Paper 2 (MindClaw) has higher potential impact due to its more novel closed-loop embodied Theory-of-Mind setting, integrating perception, belief memory, triggering, reasoning, and action with “intervene vs stay silent” calibration—an important step beyond offline QA benchmarks. It targets broad real-world applications in robotics and assistive agents and may generalize across embodied AI, HRI, planning, and multimodal learning. Paper 1 provides a valuable safety dataset/benchmark for AI companions, but its contribution is narrower (content moderation/judging) and methodologically depends heavily on LLM-as-judge evaluation, limiting breadth and innovation relative to MindClaw’s systems contribution.
PieArena demonstrates higher potential scientific impact due to its broader methodological contributions (novel ranking model for continuous payoffs, multi-dimensional behavioral profiling, human-LM comparisons with trained negotiators) and wider applicability across AI evaluation, economics, and strategic reasoning.
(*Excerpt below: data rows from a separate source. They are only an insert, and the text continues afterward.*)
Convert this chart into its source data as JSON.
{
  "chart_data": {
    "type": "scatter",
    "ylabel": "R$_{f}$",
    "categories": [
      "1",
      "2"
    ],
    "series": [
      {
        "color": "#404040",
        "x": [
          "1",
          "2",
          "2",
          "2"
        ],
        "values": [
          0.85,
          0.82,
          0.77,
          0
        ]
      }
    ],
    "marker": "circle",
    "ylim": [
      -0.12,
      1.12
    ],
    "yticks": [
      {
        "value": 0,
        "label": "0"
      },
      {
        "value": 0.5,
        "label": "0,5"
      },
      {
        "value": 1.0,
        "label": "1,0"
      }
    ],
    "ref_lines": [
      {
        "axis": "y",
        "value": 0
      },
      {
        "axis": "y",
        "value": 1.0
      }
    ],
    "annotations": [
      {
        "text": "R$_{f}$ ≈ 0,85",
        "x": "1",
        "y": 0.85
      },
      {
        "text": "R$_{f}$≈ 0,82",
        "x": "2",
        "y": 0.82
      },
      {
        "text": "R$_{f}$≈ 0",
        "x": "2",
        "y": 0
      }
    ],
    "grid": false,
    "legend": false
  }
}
It addresses fundamental questions about LLM capabilities in complex multi-agent settings with real-world business relevance. While AICompanionBench addresses an important safety concern, it is more narrowly focused on content classification. PieArena's methodological innovations—order-invariant leaderboards, agentic scaffolding analysis, and cross-play evaluation—offer transferable frameworks for the broader AI evaluation community.
AICompanionBench addresses a timely, practical problem (AI companion safety) with a concrete, publicly available benchmark dataset and empirical evaluation of 20 LLMs. It has clear real-world applications given growing concerns about AI companion platforms, and benchmarks are high-impact resources that drive community progress. Paper 2 (Trivium) proposes an interesting theoretical framework for temporal regret in causal-memory controllers, but its contributions are more speculative, with limited empirical validation (pilot studies only), and the framework's practical adoption remains uncertain. The narrower audience and preliminary nature reduce its near-term impact.
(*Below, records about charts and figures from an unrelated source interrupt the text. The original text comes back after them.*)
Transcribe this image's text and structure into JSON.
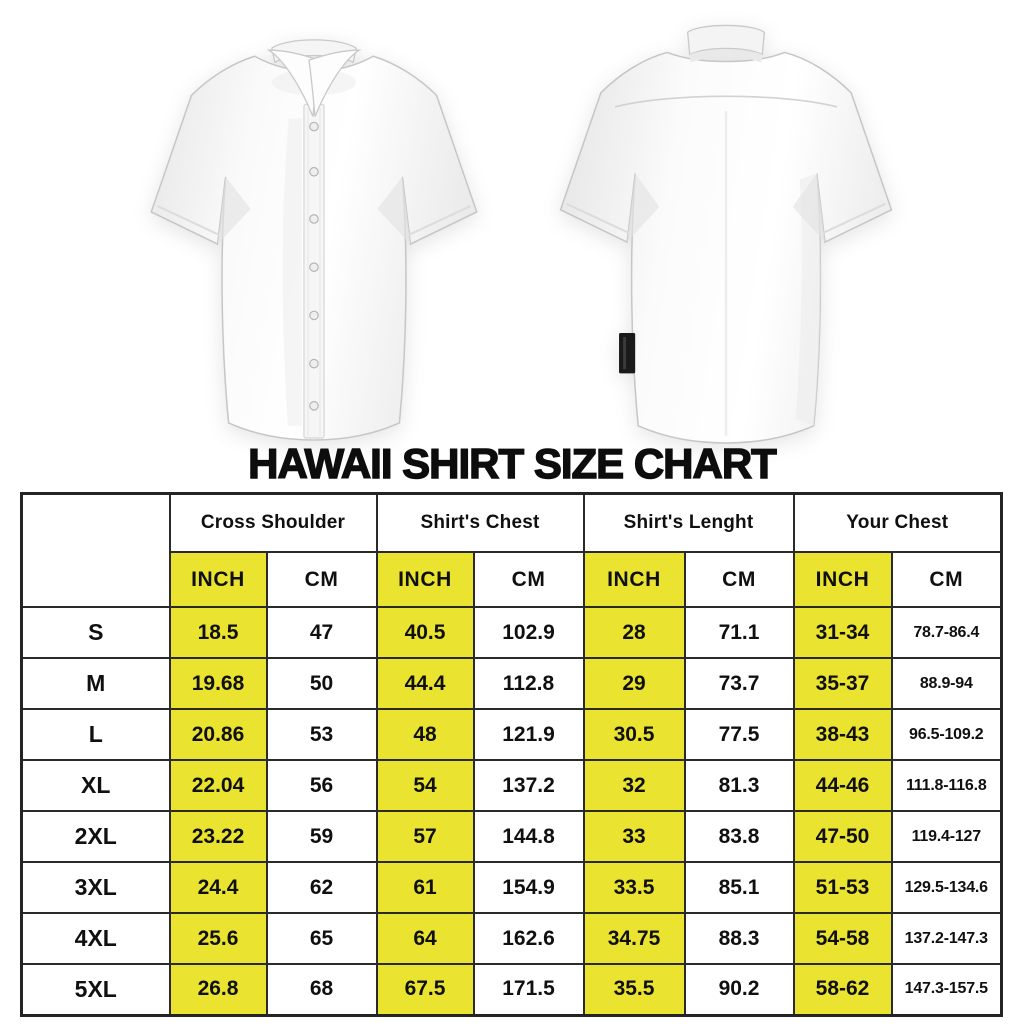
{
  "colors": {
    "highlight_yellow": "#eae431",
    "table_border": "#2a2a2a",
    "title_text": "#0d0d0d",
    "background": "#ffffff"
  },
  "chart_data": {
    "type": "table",
    "title": "HAWAII SHIRT SIZE CHART",
    "corner_label": "",
    "column_groups": [
      {
        "label": "Cross Shoulder"
      },
      {
        "label": "Shirt's Chest"
      },
      {
        "label": "Shirt's Lenght"
      },
      {
        "label": "Your Chest"
      }
    ],
    "unit_headers": [
      "INCH",
      "CM",
      "INCH",
      "CM",
      "INCH",
      "CM",
      "INCH",
      "CM"
    ],
    "rows": [
      {
        "size": "S",
        "values": [
          "18.5",
          "47",
          "40.5",
          "102.9",
          "28",
          "71.1",
          "31-34",
          "78.7-86.4"
        ]
      },
      {
        "size": "M",
        "values": [
          "19.68",
          "50",
          "44.4",
          "112.8",
          "29",
          "73.7",
          "35-37",
          "88.9-94"
        ]
      },
      {
        "size": "L",
        "values": [
          "20.86",
          "53",
          "48",
          "121.9",
          "30.5",
          "77.5",
          "38-43",
          "96.5-109.2"
        ]
      },
      {
        "size": "XL",
        "values": [
          "22.04",
          "56",
          "54",
          "137.2",
          "32",
          "81.3",
          "44-46",
          "111.8-116.8"
        ]
      },
      {
        "size": "2XL",
        "values": [
          "23.22",
          "59",
          "57",
          "144.8",
          "33",
          "83.8",
          "47-50",
          "119.4-127"
        ]
      },
      {
        "size": "3XL",
        "values": [
          "24.4",
          "62",
          "61",
          "154.9",
          "33.5",
          "85.1",
          "51-53",
          "129.5-134.6"
        ]
      },
      {
        "size": "4XL",
        "values": [
          "25.6",
          "65",
          "64",
          "162.6",
          "34.75",
          "88.3",
          "54-58",
          "137.2-147.3"
        ]
      },
      {
        "size": "5XL",
        "values": [
          "26.8",
          "68",
          "67.5",
          "171.5",
          "35.5",
          "90.2",
          "58-62",
          "147.3-157.5"
        ]
      }
    ]
  }
}
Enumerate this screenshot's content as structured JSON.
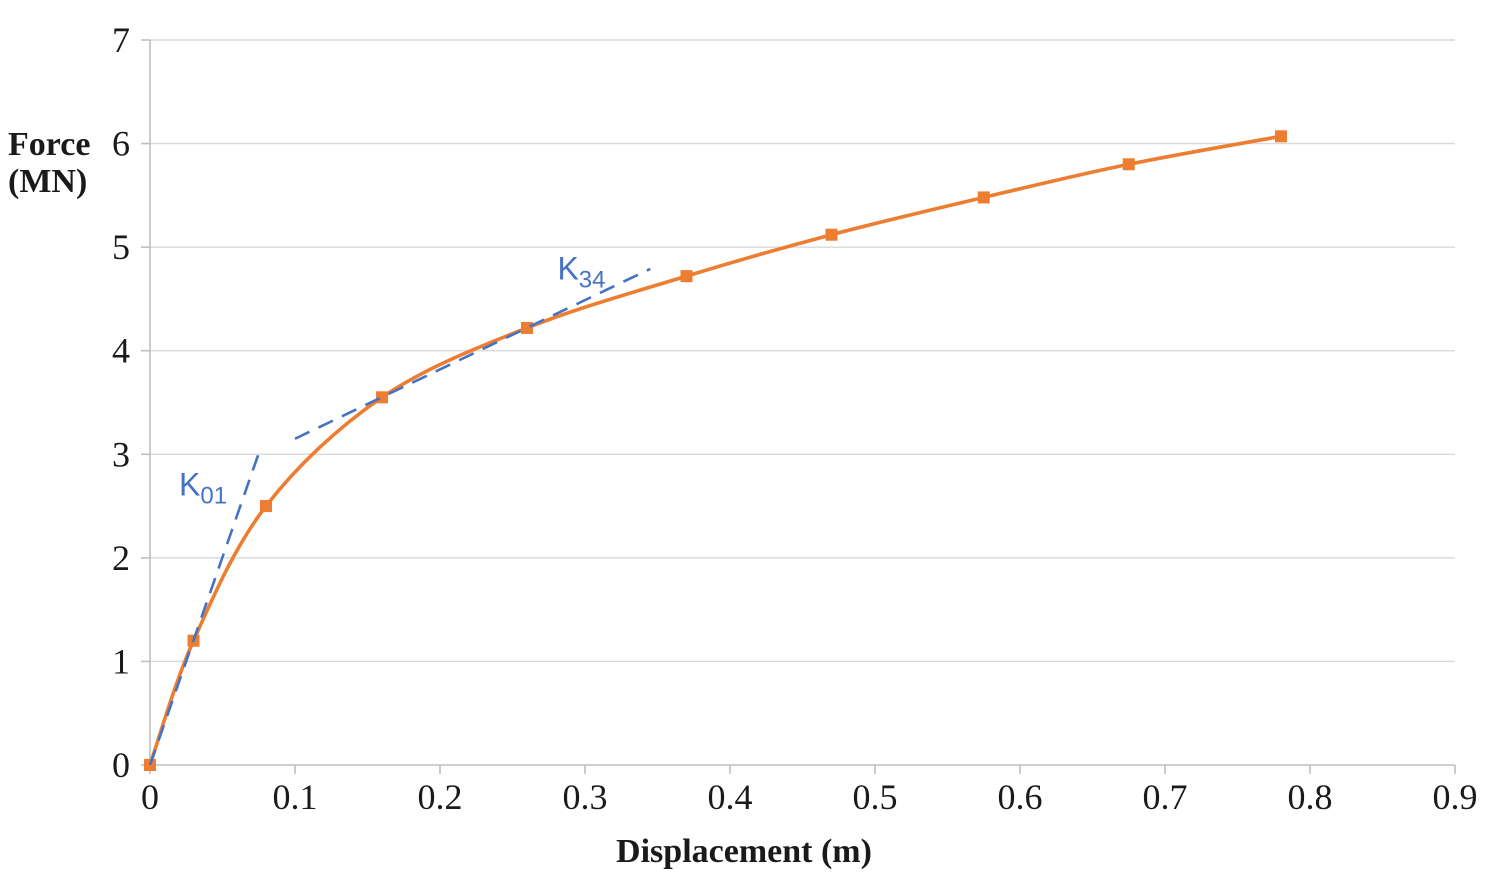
{
  "chart_data": {
    "type": "line",
    "title": "",
    "xlabel": "Displacement (m)",
    "ylabel": "Force (MN)",
    "ylabel_lines": [
      "Force",
      "(MN)"
    ],
    "xlim": [
      0,
      0.9
    ],
    "ylim": [
      0,
      7
    ],
    "x_ticks": [
      "0",
      "0.1",
      "0.2",
      "0.3",
      "0.4",
      "0.5",
      "0.6",
      "0.7",
      "0.8",
      "0.9"
    ],
    "y_ticks": [
      "0",
      "1",
      "2",
      "3",
      "4",
      "5",
      "6",
      "7"
    ],
    "grid": "horizontal",
    "legend": "none",
    "colors": {
      "curve": "#ED7D31",
      "tangent": "#4472C4",
      "grid": "#D9D9D9",
      "axis": "#BFBFBF",
      "text": "#1a1a1a"
    },
    "series": [
      {
        "name": "force-displacement-curve",
        "color": "#ED7D31",
        "style": "solid",
        "marker": "square",
        "points": [
          [
            0,
            0
          ],
          [
            0.03,
            1.2
          ],
          [
            0.08,
            2.5
          ],
          [
            0.16,
            3.55
          ],
          [
            0.26,
            4.22
          ],
          [
            0.37,
            4.72
          ],
          [
            0.47,
            5.12
          ],
          [
            0.575,
            5.48
          ],
          [
            0.675,
            5.8
          ],
          [
            0.78,
            6.07
          ]
        ]
      },
      {
        "name": "k01-tangent",
        "color": "#4472C4",
        "style": "dashed",
        "marker": "none",
        "points": [
          [
            0,
            0
          ],
          [
            0.076,
            3.05
          ]
        ]
      },
      {
        "name": "k34-tangent",
        "color": "#4472C4",
        "style": "dashed",
        "marker": "none",
        "points": [
          [
            0.1,
            3.15
          ],
          [
            0.345,
            4.79
          ]
        ]
      }
    ],
    "annotations": [
      {
        "name": "k01-label",
        "label": "K",
        "subscript": "01",
        "x": 0.02,
        "y": 2.6,
        "color": "#4472C4"
      },
      {
        "name": "k34-label",
        "label": "K",
        "subscript": "34",
        "x": 0.281,
        "y": 4.69,
        "color": "#4472C4"
      }
    ]
  }
}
Paper 1 introduces a novel, first-of-its-kind benchmark dataset for AI companion safety, a highly critical and rapidly growing area of AI alignment and ethics. Benchmark datasets typically yield high scientific impact by establishing standardized evaluation metrics that drive future model development across the broader AI community. In contrast, Paper 2 is a scoping review limited to a specific niche (dental AI). While useful for clinical applications, it synthesizes existing literature rather than providing a new dataset, model, or methodology, making its broader scientific impact comparatively lower.
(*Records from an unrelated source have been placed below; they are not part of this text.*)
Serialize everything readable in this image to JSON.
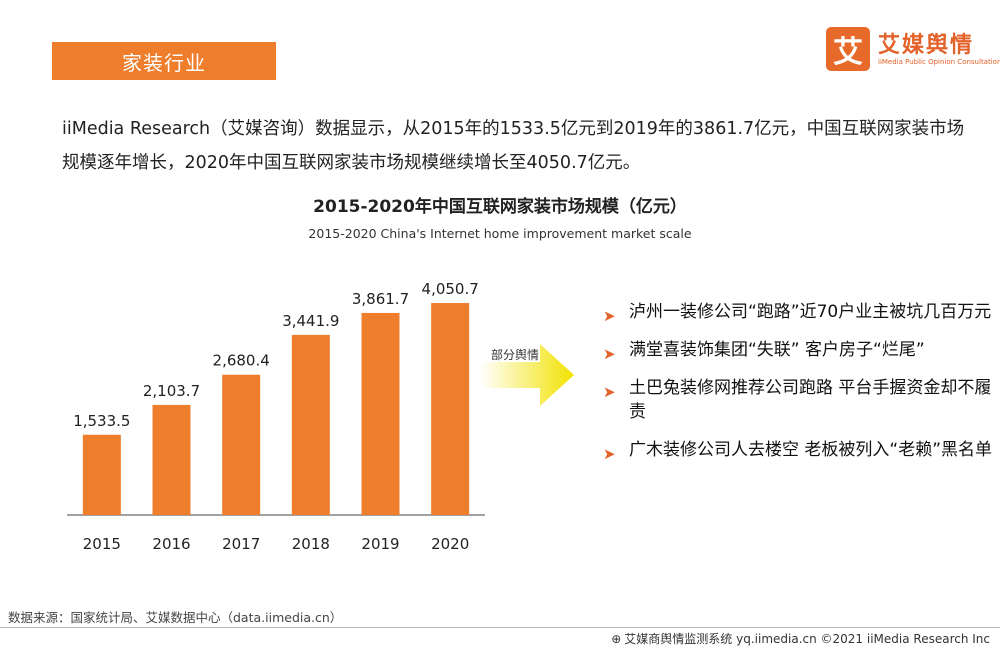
{
  "header": {
    "section_title": "家装行业"
  },
  "logo": {
    "mark": "艾",
    "name": "艾媒舆情",
    "subtitle": "iiMedia Public Opinion Consultation"
  },
  "intro_text": "iiMedia Research（艾媒咨询）数据显示，从2015年的1533.5亿元到2019年的3861.7亿元，中国互联网家装市场规模逐年增长，2020年中国互联网家装市场规模继续增长至4050.7亿元。",
  "chart_data": {
    "type": "bar",
    "title": "2015-2020年中国互联网家装市场规模（亿元）",
    "subtitle": "2015-2020 China's Internet home improvement market scale",
    "categories": [
      "2015",
      "2016",
      "2017",
      "2018",
      "2019",
      "2020"
    ],
    "values": [
      1533.5,
      2103.7,
      2680.4,
      3441.9,
      3861.7,
      4050.7
    ],
    "value_labels": [
      "1,533.5",
      "2,103.7",
      "2,680.4",
      "3,441.9",
      "3,861.7",
      "4,050.7"
    ],
    "ylim": [
      0,
      4300
    ],
    "color": "#ee7d2c",
    "grid": false
  },
  "arrow": {
    "label": "部分舆情",
    "color": "#f2e200"
  },
  "news_items": [
    "泸州一装修公司“跑路”近70户业主被坑几百万元",
    "满堂喜装饰集团“失联” 客户房子“烂尾”",
    "土巴兔装修网推荐公司跑路 平台手握资金却不履责",
    "广木装修公司人去楼空 老板被列入“老赖”黑名单"
  ],
  "source": "数据来源：国家统计局、艾媒数据中心（data.iimedia.cn）",
  "footer": "艾媒商舆情监测系统 yq.iimedia.cn  ©2021  iiMedia Research  Inc",
  "footer_icon": "globe-icon"
}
Paper 2 has higher potential impact due to a more novel algorithmic contribution (subgoal persistence as a controllable stability–adaptivity knob for latent hierarchical reasoning) with clear ablations, quantified optima, and replication over seeds, suggesting stronger methodological rigor. The idea generalizes beyond specific tasks (planning, agentic RL, reasoning architectures) and is timely for long-horizon/agentic LLM research. Paper 1 is valuable and timely for AI safety, but its main contribution is a relatively small benchmark dataset with potential sampling/labeling biases and narrower methodological novelty; impact may be more domain-specific.